Senin, 23 April 2012

JKT48 Novel Fan Fiction Part 4 (Season 1)

Fan fiction ini adalah lanjutan dari JKT48 Novel Fan fiction Part 1, Part 2, dan Part 3. Karya ini diterbitkan atas kerjasama JKT48 Fanblog dengan fanpage JKT48 Novel, karya teman kita Chikafusa Chikanatsu
Follow juga JKT48 Novel di twitter

JKT48

Di sebuah pelabuhan tempat bersandarnya kapal kapal pada sore hari. Pelabuhan ini lebih cocok dibilang tempat dimana orang orang yang ingin memancing dengan meminjam atau menyewa kapal kapal mini. Tentu banyak sekali kapal kapal yang bersandar pada saat itu. Jumlahnya diatas lima puluhan. Seorang wanita remaja berambut panjang terlihat sedang membersihkan kapal dengan menyikat sisi sisi body kapal dengan sikat lengkap dengan ember berisi air sabun. Pekerjaan ini memang tidak mudah dan menghabiskan banyak sekali energi. Terlihat pancaran wajah keputusasaan dari wanita itu. Air keringatnya mengucur deras dari atas kepala hingga jatuh ke dasar tanah. Tubuhnya sangat kelelahan. Nafasnya naik turun tidak teratur.



Kemudian Ronald datang menghampirinya. ''Ca, istirahatlah.'' bujuk Ronald.

Wanita itu tidak menghiraukan ucapan Ronald dan terus menyikat.
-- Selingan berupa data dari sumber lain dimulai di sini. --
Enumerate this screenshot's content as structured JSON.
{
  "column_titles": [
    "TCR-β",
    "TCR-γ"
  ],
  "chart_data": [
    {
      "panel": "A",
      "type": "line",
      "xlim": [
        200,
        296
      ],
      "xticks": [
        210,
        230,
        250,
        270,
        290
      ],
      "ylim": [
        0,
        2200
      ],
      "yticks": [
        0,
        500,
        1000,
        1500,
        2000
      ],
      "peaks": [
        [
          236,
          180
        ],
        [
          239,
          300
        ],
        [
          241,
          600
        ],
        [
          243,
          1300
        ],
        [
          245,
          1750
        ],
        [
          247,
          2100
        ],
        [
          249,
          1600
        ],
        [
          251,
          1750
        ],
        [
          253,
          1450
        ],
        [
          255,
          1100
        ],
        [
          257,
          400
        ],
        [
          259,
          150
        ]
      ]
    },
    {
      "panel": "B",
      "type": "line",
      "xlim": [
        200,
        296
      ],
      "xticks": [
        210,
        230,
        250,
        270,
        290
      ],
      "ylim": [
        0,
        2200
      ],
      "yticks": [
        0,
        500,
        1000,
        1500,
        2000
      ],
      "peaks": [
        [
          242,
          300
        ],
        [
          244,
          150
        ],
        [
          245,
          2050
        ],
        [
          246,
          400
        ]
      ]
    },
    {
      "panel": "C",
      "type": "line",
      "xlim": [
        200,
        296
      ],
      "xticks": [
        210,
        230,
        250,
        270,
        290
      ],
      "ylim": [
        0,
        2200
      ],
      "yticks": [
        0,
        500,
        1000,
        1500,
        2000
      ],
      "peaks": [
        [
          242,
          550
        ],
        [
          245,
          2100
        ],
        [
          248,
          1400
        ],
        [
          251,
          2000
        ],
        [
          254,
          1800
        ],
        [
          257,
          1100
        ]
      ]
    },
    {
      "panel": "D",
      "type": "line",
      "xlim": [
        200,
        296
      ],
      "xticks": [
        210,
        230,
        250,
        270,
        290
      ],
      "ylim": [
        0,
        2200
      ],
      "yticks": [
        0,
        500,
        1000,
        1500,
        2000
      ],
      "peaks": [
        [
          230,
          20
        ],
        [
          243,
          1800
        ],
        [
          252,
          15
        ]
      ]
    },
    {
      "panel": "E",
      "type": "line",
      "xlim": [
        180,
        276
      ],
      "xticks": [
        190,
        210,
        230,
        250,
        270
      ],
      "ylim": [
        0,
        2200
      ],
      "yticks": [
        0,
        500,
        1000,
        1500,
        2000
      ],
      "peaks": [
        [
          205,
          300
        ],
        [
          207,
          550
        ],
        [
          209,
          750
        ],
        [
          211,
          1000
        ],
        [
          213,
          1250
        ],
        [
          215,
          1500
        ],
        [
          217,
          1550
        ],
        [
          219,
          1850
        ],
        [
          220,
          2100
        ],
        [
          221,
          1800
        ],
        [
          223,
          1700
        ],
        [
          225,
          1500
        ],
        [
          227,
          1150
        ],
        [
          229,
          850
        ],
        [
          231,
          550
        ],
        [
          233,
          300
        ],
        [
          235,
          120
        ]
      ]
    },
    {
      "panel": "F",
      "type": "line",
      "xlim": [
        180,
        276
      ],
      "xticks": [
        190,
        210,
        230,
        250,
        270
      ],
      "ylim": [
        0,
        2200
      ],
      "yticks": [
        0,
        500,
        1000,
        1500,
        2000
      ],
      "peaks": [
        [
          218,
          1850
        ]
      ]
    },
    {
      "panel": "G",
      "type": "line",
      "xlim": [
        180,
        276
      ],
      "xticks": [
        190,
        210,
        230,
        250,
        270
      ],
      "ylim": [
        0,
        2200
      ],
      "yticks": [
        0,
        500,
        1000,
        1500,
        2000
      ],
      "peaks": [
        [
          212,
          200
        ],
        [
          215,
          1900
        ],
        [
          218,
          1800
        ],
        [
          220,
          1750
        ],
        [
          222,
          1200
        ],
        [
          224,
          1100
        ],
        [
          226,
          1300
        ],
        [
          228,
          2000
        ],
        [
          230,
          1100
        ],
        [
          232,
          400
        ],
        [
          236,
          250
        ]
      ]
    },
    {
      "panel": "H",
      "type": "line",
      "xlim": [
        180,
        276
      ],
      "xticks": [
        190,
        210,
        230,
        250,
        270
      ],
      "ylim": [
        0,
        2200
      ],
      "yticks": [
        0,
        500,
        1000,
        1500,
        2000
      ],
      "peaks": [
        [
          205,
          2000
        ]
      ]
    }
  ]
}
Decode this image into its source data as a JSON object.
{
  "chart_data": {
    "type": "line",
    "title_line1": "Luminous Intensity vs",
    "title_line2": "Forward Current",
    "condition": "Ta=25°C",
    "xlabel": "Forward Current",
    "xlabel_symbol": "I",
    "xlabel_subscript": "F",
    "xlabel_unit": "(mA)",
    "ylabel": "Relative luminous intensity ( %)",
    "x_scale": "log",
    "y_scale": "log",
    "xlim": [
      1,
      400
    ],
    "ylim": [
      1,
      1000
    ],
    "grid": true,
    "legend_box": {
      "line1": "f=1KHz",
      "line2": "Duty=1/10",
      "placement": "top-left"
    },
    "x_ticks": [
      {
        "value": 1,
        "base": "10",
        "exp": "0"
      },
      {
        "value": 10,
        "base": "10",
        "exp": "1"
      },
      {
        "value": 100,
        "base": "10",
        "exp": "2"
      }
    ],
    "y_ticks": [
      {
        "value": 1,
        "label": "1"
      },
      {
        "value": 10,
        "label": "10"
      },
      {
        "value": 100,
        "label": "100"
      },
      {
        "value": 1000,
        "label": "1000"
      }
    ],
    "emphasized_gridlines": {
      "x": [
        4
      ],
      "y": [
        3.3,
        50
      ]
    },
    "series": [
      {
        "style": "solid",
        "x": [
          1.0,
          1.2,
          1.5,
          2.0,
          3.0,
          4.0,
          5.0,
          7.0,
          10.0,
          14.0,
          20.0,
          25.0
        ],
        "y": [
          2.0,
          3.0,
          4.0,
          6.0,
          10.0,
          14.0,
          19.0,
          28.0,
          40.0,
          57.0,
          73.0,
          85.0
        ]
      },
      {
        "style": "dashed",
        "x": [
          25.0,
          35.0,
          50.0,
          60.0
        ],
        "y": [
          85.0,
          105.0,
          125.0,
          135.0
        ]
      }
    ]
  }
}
Melihat itu, tiba tiba Ronald mengambil sikat yang dipegang wanita itu. Tanpa banyak kata atau perintah Ronald segera membersihkan kapal. Lebih tepatnya Ronald telah membantu pekerjaan wanita itu.

   ''Kamu ini kenapa? Pekerjaan ku ya pekerjaan ku. Pekerjaan mu ya pekerjaan mu. Jangan sok peduli denganku.'' ucap heran wanita itu.
Ronald tertawa menanggapinya. ''Aku ini masih punya banyak tenaga. Lagipula pekerjaan ku sudah selesai. Jadi, kamu tinggal duduk manis saja menunggu ini semua. Selesai.''
   ''Kamu ini ngomong apa? Sini biar aku aja yang mengerjakannya.''

Wanita itu berusaha mengambil sikatnya dari tangan Ronald. Namun Ronald menhindarnya.
   ''Jangan main main.'' kesal wanita itu.
   ''Siapa yang main main.'' balas Ronald dengan wajah kejahilannya itu. Seperti ada sesuatu yang disembunyikannya. Memang, tidak biasanya Ronald membantu jatah pekerjaan wanita itu. Mereka berdua sama sama bekerja di pelabuhan itu. Pekerjaan mereka tidak besar, bisa dibilang pekerjaan sambilan. Kerjanya hanya menyikat body kapal dari lumut yang menempel. Upah mereka pun hanya sebesar sepuluh ribu rupiah saja sehari. Biasanya mereka bekerja dari sore hingga matahari terbenam.

   ''Sudah ku bilang, kamu tinggal duduk manis saja sampai aku menyelesaikan semua ini.'' tambah Ronald.
Wanita itu kesal karena tidak bisa menebak isi hati Ronald. Sebenarnya dia itu kenapa? Kenapa dia suka sekali membuat orang penasaran. Apa yang akan dia rencanakan? Tau ah.
Dengan wajah kesal wanita itu meninggalkan Ronald. Berjalan dengan langkah tergesa gesa.

   ''Selamat ulang tahun, Rica!'' teriak keras Ronald.
Ya, nama wanita itu adalah Rica Leyona. Mendengar ucapan Ronald, Rica sempat terdiam sejenak. Kemudian dibalikannya tubuhnya menghadap Ronald perlahan. Hatinya sungguh tersentuh mendengar ucapan Ronald. Rasa penasarannya sudah hilang. Rica memang tahu betul bahwa hari ini adalah hari ulang tahunya. Tapi, darimana Ronald bisa tahu? Rica tidak pernah memberitahukan tanggal kelahirannya pada Ronald. Rica berjalan mendekati Ronald.
   ''Bagaimana kamu bisa tau?''
Ronald tersenyum. ''Ibumu lah yang sudah memberitahuku. Ibumu bilang, aku harus bersikap baik hari ini. Lalu aku bertanya, kenapa aku harus melakukan itu? Dan ibu menjawab bahwa hari ini adalah hari ulang tahun mu.''

Rica tersenyum malu. Merasa dirinya telah dikejutkan olehnya. Dan juga merasa sangat senang, bahwa dibelakang Ibunya sangat memperhatikannya. Tempat tinggal Rica tidak jauh dengan tempat tinggal Ronald. Mereka masih satu kampung. Mereka biasa bergaul bersama saat ada waktu kosong. Jika bertanya mengenai keadaan keluarganya, maka jawabannya adalah Rica merupakan anak dari kalangan bawah. Sama seperti Ronald. Walaupun begitu, Rica adalah wanita pekerja keras, apapun yang menghasilkan uang pasti ia akan lakukan tanpa ada rasa malu dalam dirinya. Karakternya tidak berbeda jauh dengan Ronald.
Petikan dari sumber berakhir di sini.